Justiça tardia

Vítimas de massacre receberão indenização do Estado do Pará

No último dia 1o, o procurador geral do Estado do Pará e 20 sem-terra feridos no massacre de Eldorado dos Carajás em 1996, entraram em acordo sobre o pagamento da indenização ordenada pela Justiça em 1999. Valor é muito menor que o estipulado pela decisão judicial, e será pago em 2008
Verena Glass
 04/08/2006

Mais de dez anos depois do massacre de Eldorado dos Carajás no Pará, quando a Polícia Militar reprimiu violentamente uma manifestação de agricultores sem-terra ligados ao MST, matando 19 pessoas e deixando dezenas de feridos, o governo do Estado finalmente concordou em cumprir a decisão judicial que ordenou, em 1999, o pagamento de indenizações aos feridos.

Na última terça feira (1o), o Procurador Geral do estado, Dr. Aloysio Cavalcante Campos, acordou com 20 vítimas sobreviventes o pagamento de R$ 1,2 milhões, valor bem menor do que os R$ 2,9 milhões estipulados inicialmente pela Justiça. Cada um dos feridos deverá receber entre 30 e 90 mil reais individualmente.

Segundo o acordo, o Estado pagará a indenização “na forma do art. 100, § 1º da Constituição Federal, ou seja, por meio de precatório requisitório, que se realizará no decorrer do ano de 2008”, e garante que, até o pagamento, “o Estado continuará a pensionar os autores, bem como será prestado a assistência médica prevista na sentença, sendo esta também fornecida aos demais sobreviventes do massacre”.

“Depois de tanto tempo, com o Estado recorrendo reiteradamente das decisões judiciais sobre os valores, para as vítimas não vale mais a pena estender a briga. Valor nenhum vai desfazer o feito, mas o dinheiro vai ajudar”, explica o advogado dos sem-terra, Walmir Brelaz.

Atendimento médico
Apesar de passar de 70 o número de sem-terra feridos no massacre, apenas 20 acabaram reunindo os documentos necessários – RG, laudos periciais e médicos, etc – para processar judicialmente o Estado. Em 1988, este grupo, assessorado por Brelaz, ingressou na Justiça com uma ação ordinária de indenização por danos materiais e morais, com pedido de tutela antecipada.

A tutela antecipada foi deferida em agosto de 1999, estipulando que o Estado assumisse o atendimento médico das vítimas, arcasse com as despesas advindas dos tratamentos, como deslocamento, alimentação, medicamentos, etc, e pagasse a cada uma delas, durante o período de convalescença "e até ulterior deliberação, a pensão civil mensal correspondente a um salário mínimo". Mas só em maio de 2000 o Estado aceitou cumprir a ordem judicial.

Já o valor que atenderia o pedido de indenização por danos morais e materiais – R$ 2,9 milhões, independentemente do tratamento médico e das pensões -, foi estipulado em dezembro de 2003. Após recorrer quatro vezes, o Estado conseguiu baixar o valor para os 1,2 milhões acordados esta semana.

Durante todo os dez anos de negociação, no entanto, segundo os agricultores o maior problema foi o não cumprimento, por parte do governo, da ordem de fornecer atendimento médico adequado.
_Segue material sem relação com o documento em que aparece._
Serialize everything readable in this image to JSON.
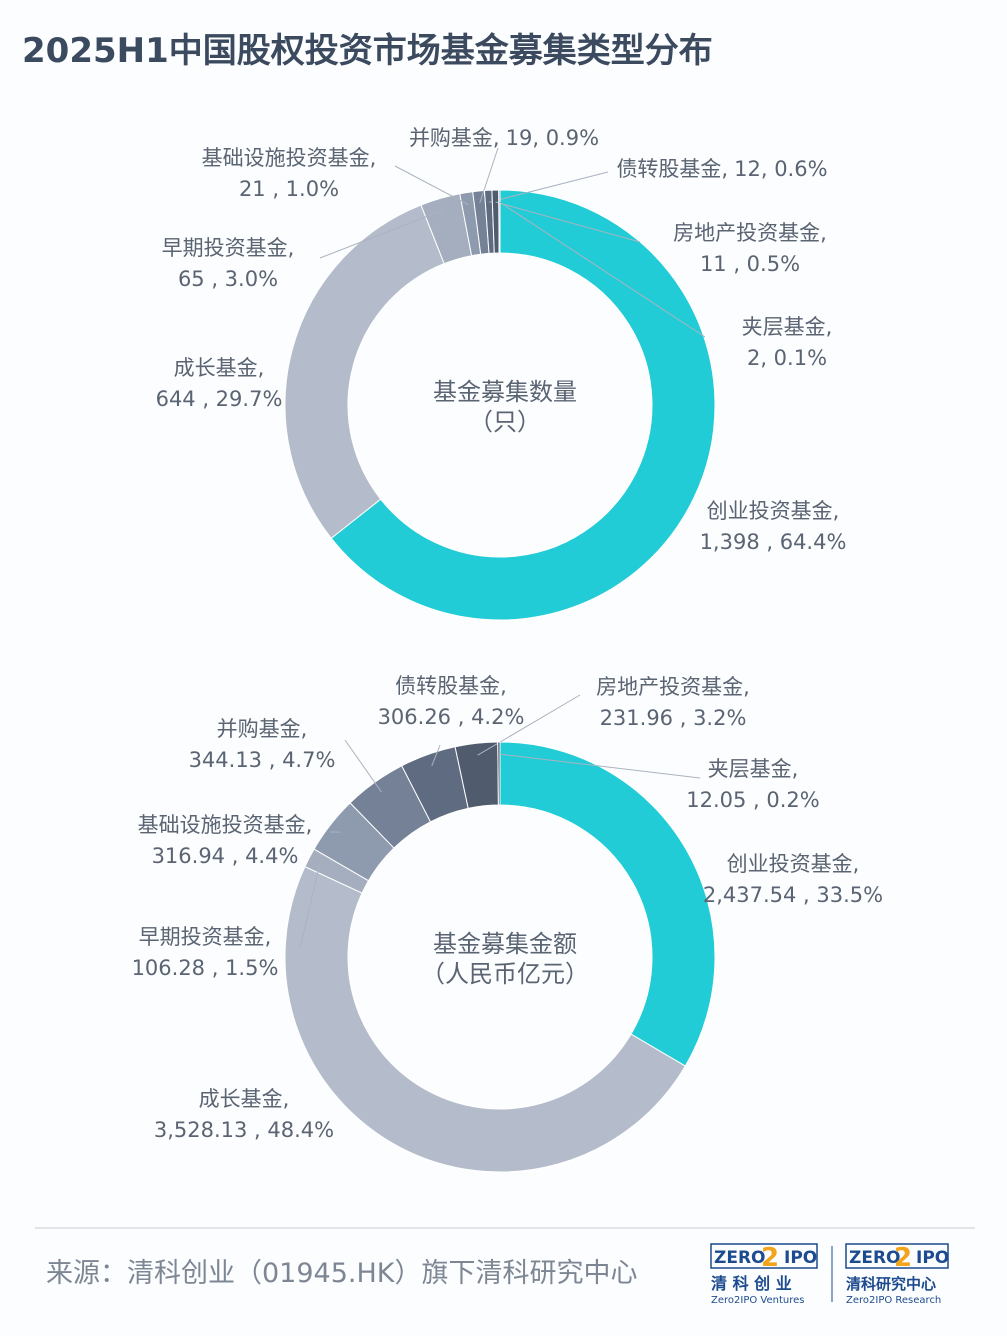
{
  "title": "2025H1中国股权投资市场基金募集类型分布",
  "chart_data": [
    {
      "type": "donut",
      "center_label": [
        "基金募集数量",
        "（只）"
      ],
      "categories": [
        "创业投资基金,",
        "成长基金,",
        "早期投资基金,",
        "基础设施投资基金,",
        "并购基金,",
        "债转股基金,",
        "房地产投资基金,",
        "夹层基金,"
      ],
      "values": [
        1398,
        644,
        65,
        21,
        19,
        12,
        11,
        2
      ],
      "value_labels": [
        "1,398 , 64.4%",
        "644 , 29.7%",
        "65 , 3.0%",
        "21 , 1.0%",
        "19, 0.9%",
        "12, 0.6%",
        "11 , 0.5%",
        "2, 0.1%"
      ],
      "colors": [
        "#22ccd6",
        "#b4bccb",
        "#a4aebf",
        "#8e9aae",
        "#748197",
        "#5f6b80",
        "#505b6e",
        "#3e4757"
      ]
    },
    {
      "type": "donut",
      "center_label": [
        "基金募集金额",
        "（人民币亿元）"
      ],
      "categories": [
        "创业投资基金,",
        "成长基金,",
        "早期投资基金,",
        "基础设施投资基金,",
        "并购基金,",
        "债转股基金,",
        "房地产投资基金,",
        "夹层基金,"
      ],
      "values": [
        2437.54,
        3528.13,
        106.28,
        316.94,
        344.13,
        306.26,
        231.96,
        12.05
      ],
      "value_labels": [
        "2,437.54 , 33.5%",
        "3,528.13 , 48.4%",
        "106.28 , 1.5%",
        "316.94 , 4.4%",
        "344.13 , 4.7%",
        "306.26 , 4.2%",
        "231.96 , 3.2%",
        "12.05 , 0.2%"
      ],
      "colors": [
        "#22ccd6",
        "#b4bccb",
        "#a4aebf",
        "#8e9aae",
        "#748197",
        "#5f6b80",
        "#505b6e",
        "#3e4757"
      ]
    }
  ],
  "source": "来源：清科创业（01945.HK）旗下清科研究中心",
  "logos": [
    {
      "zero": "ZERO",
      "two": "2",
      "ipo": "IPO",
      "name": "清 科 创 业",
      "sub": "Zero2IPO Ventures"
    },
    {
      "zero": "ZERO",
      "two": "2",
      "ipo": "IPO",
      "name": "清科研究中心",
      "sub": "Zero2IPO Research"
    }
  ]
}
Rubenita Justiniano, atingida na boca durante o massacre, falou à Carta Maior nesta sexta (4) com alguma dificuldade, já que a bala que continua alojada em sua garganta desencadeou uma grave inflamação nestes últimos dias. Ela ainda não sabia que o Estado finalmente concordou em pagar a sua indenização – que deverá ser de 90 reais, e não de 300, como ordenado pela justiça inicialmente -, mas sua maior preocupação no momento é o tratamento urgente.

“Nesses dez anos, por não termos recebido tratamento adequado desenvolvemos mais doenças e seqüelas. Moramos no interior e temos que ir para Belém de 90 em 90 dias, mas eles só nos passam ampicilina. A bala que eu tenho na garganta virou uma úlcera, e os antibióticos que me deram estão causando uma série de outros problemas”, conta Rubenita.
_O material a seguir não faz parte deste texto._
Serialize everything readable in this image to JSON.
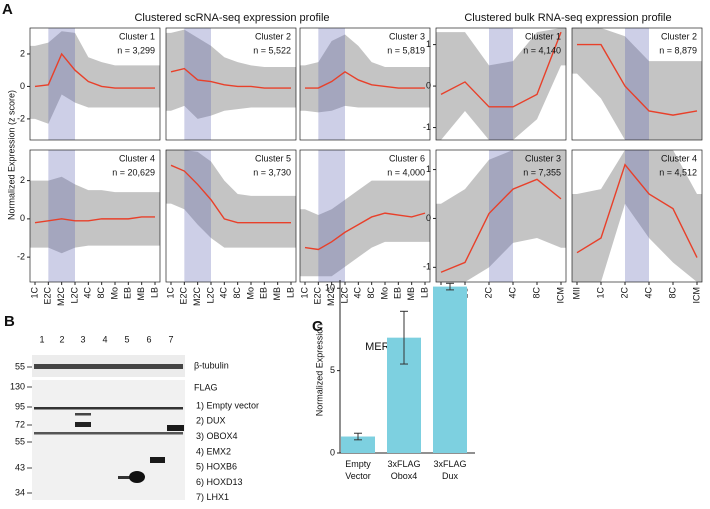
{
  "panel_labels": [
    "A",
    "B",
    "C"
  ],
  "profile_titles": [
    "Clustered scRNA-seq expression profile",
    "Clustered bulk RNA-seq expression profile"
  ],
  "profile_ylabel": "Normalized Expression (z score)",
  "chart_data": [
    {
      "type": "line",
      "title": "Cluster 1",
      "subtitle": "n = 3,299",
      "highlight": [
        1,
        3
      ],
      "color": "#e8402a",
      "range_color": "#c4c4c4",
      "values": [
        0,
        0.1,
        2.0,
        1.0,
        0.3,
        0,
        -0.1,
        -0.1,
        -0.1,
        -0.1
      ],
      "range_upper": [
        2.5,
        2.7,
        3.4,
        3.3,
        1.8,
        1.5,
        1.3,
        1.3,
        1.3,
        1.3
      ],
      "range_lower": [
        -2,
        -2.3,
        -0.5,
        -1,
        -1.3,
        -1.3,
        -1.3,
        -1.3,
        -1.3,
        -1.3
      ],
      "ylim": [
        -3.3,
        3.6
      ],
      "yticks": [
        -2,
        0,
        2
      ]
    },
    {
      "type": "line",
      "title": "Cluster 2",
      "subtitle": "n = 5,522",
      "highlight": [
        1,
        3
      ],
      "color": "#e8402a",
      "range_color": "#c4c4c4",
      "values": [
        0.9,
        1.1,
        0.4,
        0.3,
        0.1,
        0,
        0,
        -0.1,
        -0.1,
        -0.1
      ],
      "range_upper": [
        3.3,
        3.5,
        3,
        2.5,
        1.8,
        1.5,
        1.3,
        1.2,
        1.2,
        1.2
      ],
      "range_lower": [
        -1.5,
        -1.2,
        -2,
        -1.8,
        -1.5,
        -1.4,
        -1.3,
        -1.3,
        -1.3,
        -1.3
      ],
      "ylim": [
        -3.3,
        3.6
      ]
    },
    {
      "type": "line",
      "title": "Cluster 3",
      "subtitle": "n = 5,819",
      "highlight": [
        1,
        3
      ],
      "color": "#e8402a",
      "range_color": "#c4c4c4",
      "values": [
        -0.1,
        -0.1,
        0.3,
        0.9,
        0.4,
        0.1,
        0,
        -0.1,
        -0.1,
        -0.1
      ],
      "range_upper": [
        1.3,
        1.5,
        2.8,
        3.2,
        2.5,
        1.5,
        1.2,
        1.2,
        1.2,
        1.2
      ],
      "range_lower": [
        -1.5,
        -1.6,
        -1.5,
        -1.2,
        -1.3,
        -1.3,
        -1.3,
        -1.3,
        -1.3,
        -1.3
      ],
      "ylim": [
        -3.3,
        3.6
      ]
    },
    {
      "type": "line",
      "title": "Cluster 4",
      "subtitle": "n = 20,629",
      "highlight": [
        1,
        3
      ],
      "color": "#e8402a",
      "range_color": "#c4c4c4",
      "categories": [
        "1C",
        "E2C",
        "M2C",
        "L2C",
        "4C",
        "8C",
        "Mo",
        "EB",
        "MB",
        "LB"
      ],
      "values": [
        -0.2,
        -0.1,
        0,
        -0.1,
        -0.1,
        0,
        0,
        0,
        0.1,
        0.1
      ],
      "range_upper": [
        2,
        2,
        2.2,
        1.8,
        1.5,
        1.5,
        1.4,
        1.4,
        1.4,
        1.4
      ],
      "range_lower": [
        -1.5,
        -1.5,
        -1.8,
        -1.5,
        -1.4,
        -1.4,
        -1.4,
        -1.4,
        -1.4,
        -1.4
      ],
      "ylim": [
        -3.3,
        3.6
      ],
      "yticks": [
        -2,
        0,
        2
      ]
    },
    {
      "type": "line",
      "title": "Cluster 5",
      "subtitle": "n = 3,730",
      "highlight": [
        1,
        3
      ],
      "color": "#e8402a",
      "range_color": "#c4c4c4",
      "categories": [
        "1C",
        "E2C",
        "M2C",
        "L2C",
        "4C",
        "8C",
        "Mo",
        "EB",
        "MB",
        "LB"
      ],
      "values": [
        2.8,
        2.5,
        1.8,
        1.0,
        0,
        -0.2,
        -0.2,
        -0.2,
        -0.2,
        -0.2
      ],
      "range_upper": [
        3.6,
        3.6,
        3.5,
        3,
        2,
        1.3,
        1.2,
        1.2,
        1.2,
        1.2
      ],
      "range_lower": [
        0.8,
        0.5,
        -0.3,
        -1,
        -1.5,
        -1.5,
        -1.5,
        -1.5,
        -1.5,
        -1.5
      ],
      "ylim": [
        -3.3,
        3.6
      ]
    },
    {
      "type": "line",
      "title": "Cluster 6",
      "subtitle": "n = 4,000",
      "highlight": [
        1,
        3
      ],
      "color": "#e8402a",
      "range_color": "#c4c4c4",
      "categories": [
        "1C",
        "E2C",
        "M2C",
        "L2C",
        "4C",
        "8C",
        "Mo",
        "EB",
        "MB",
        "LB"
      ],
      "values": [
        -1.5,
        -1.6,
        -1.2,
        -0.7,
        -0.3,
        0.1,
        0.3,
        0.2,
        0.1,
        0.3
      ],
      "range_upper": [
        0.5,
        0.2,
        0.5,
        1,
        1.5,
        2,
        2,
        2,
        2,
        2
      ],
      "range_lower": [
        -3,
        -3,
        -3,
        -2.5,
        -2,
        -1.5,
        -1.2,
        -1.2,
        -1.2,
        -1.2
      ],
      "ylim": [
        -3.3,
        3.6
      ]
    },
    {
      "type": "line",
      "title": "Cluster 1",
      "subtitle": "n = 4,140",
      "highlight": [
        2,
        3
      ],
      "color": "#e8402a",
      "range_color": "#c4c4c4",
      "values": [
        -0.2,
        0.1,
        -0.5,
        -0.5,
        -0.2,
        1.3
      ],
      "range_upper": [
        1.3,
        1.3,
        0.5,
        0.6,
        1.3,
        1.4
      ],
      "range_lower": [
        -1.3,
        -0.6,
        -1.3,
        -1.3,
        -0.8,
        0.5
      ],
      "ylim": [
        -1.3,
        1.4
      ],
      "yticks": [
        -1,
        0,
        1
      ]
    },
    {
      "type": "line",
      "title": "Cluster 2",
      "subtitle": "n = 8,879",
      "highlight": [
        2,
        3
      ],
      "color": "#e8402a",
      "range_color": "#c4c4c4",
      "values": [
        1.0,
        1.0,
        0,
        -0.6,
        -0.7,
        -0.6
      ],
      "range_upper": [
        1.4,
        1.4,
        1.2,
        0.6,
        0.6,
        0.6
      ],
      "range_lower": [
        0.3,
        -0.3,
        -1.3,
        -1.3,
        -1.3,
        -1.3
      ],
      "ylim": [
        -1.3,
        1.4
      ]
    },
    {
      "type": "line",
      "title": "Cluster 3",
      "subtitle": "n = 7,355",
      "highlight": [
        2,
        3
      ],
      "color": "#e8402a",
      "range_color": "#c4c4c4",
      "categories": [
        "MII",
        "1C",
        "2C",
        "4C",
        "8C",
        "ICM"
      ],
      "values": [
        -1.1,
        -0.9,
        0.1,
        0.6,
        0.8,
        0.4
      ],
      "range_upper": [
        0.3,
        0.6,
        1.2,
        1.4,
        1.4,
        1.4
      ],
      "range_lower": [
        -1.3,
        -1.3,
        -1,
        -0.5,
        -0.4,
        -0.6
      ],
      "ylim": [
        -1.3,
        1.4
      ],
      "yticks": [
        -1,
        0,
        1
      ]
    },
    {
      "type": "line",
      "title": "Cluster 4",
      "subtitle": "n = 4,512",
      "highlight": [
        2,
        3
      ],
      "color": "#e8402a",
      "range_color": "#c4c4c4",
      "categories": [
        "MII",
        "1C",
        "2C",
        "4C",
        "8C",
        "ICM"
      ],
      "values": [
        -0.7,
        -0.4,
        1.1,
        0.5,
        0.2,
        -0.8
      ],
      "range_upper": [
        0.5,
        0.6,
        1.4,
        1.4,
        1.4,
        0.5
      ],
      "range_lower": [
        -1.3,
        -1.3,
        0.3,
        -0.4,
        -0.9,
        -1.3
      ],
      "ylim": [
        -1.3,
        1.4
      ]
    },
    {
      "type": "bar",
      "title": "MERVL",
      "y_label": "Normalized Expression",
      "color": "#7dd0e0",
      "categories": [
        "Empty\nVector",
        "3xFLAG\nObox4",
        "3xFLAG\nDux"
      ],
      "values": [
        1.0,
        7.0,
        10.1
      ],
      "errors": [
        0.2,
        1.6,
        0.2
      ],
      "ylim": [
        0,
        10.5
      ],
      "yticks": [
        0,
        5,
        10
      ]
    }
  ],
  "blot": {
    "lanes": [
      "1",
      "2",
      "3",
      "4",
      "5",
      "6",
      "7"
    ],
    "markers": [
      55,
      130,
      95,
      72,
      55,
      43,
      34
    ],
    "probes": [
      "β-tubulin",
      "FLAG"
    ],
    "samples": [
      "1) Empty vector",
      "2) DUX",
      "3) OBOX4",
      "4) EMX2",
      "5) HOXB6",
      "6) HOXD13",
      "7) LHX1"
    ]
  }
}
De acordo com Josimar Freitas, membro da coordenação estadual do MST e um dos negociadores do grupo dos 20, o movimento avalia que a indenização financeira, apesar de menor do que o esperado, é o que foi possível conseguir. Já a grande expectativa em relação ao acordo com a procuradoria é a garantia de que o atendimento médico será sério.

“A questão do tratamento é a maior preocupação de todos. Não é só a Dona Rubenita que vem tendo problemas, tem o caso do José Carlos, com uma bala alojada na cabeça, Dona Maria Badia, diabética, que recebeu dois tiros na perna e desenvolveu complicações sérias… Se o acordo em relação ao atendimento for realmente cumprido, foi um bom negócio”, afirma Freitas.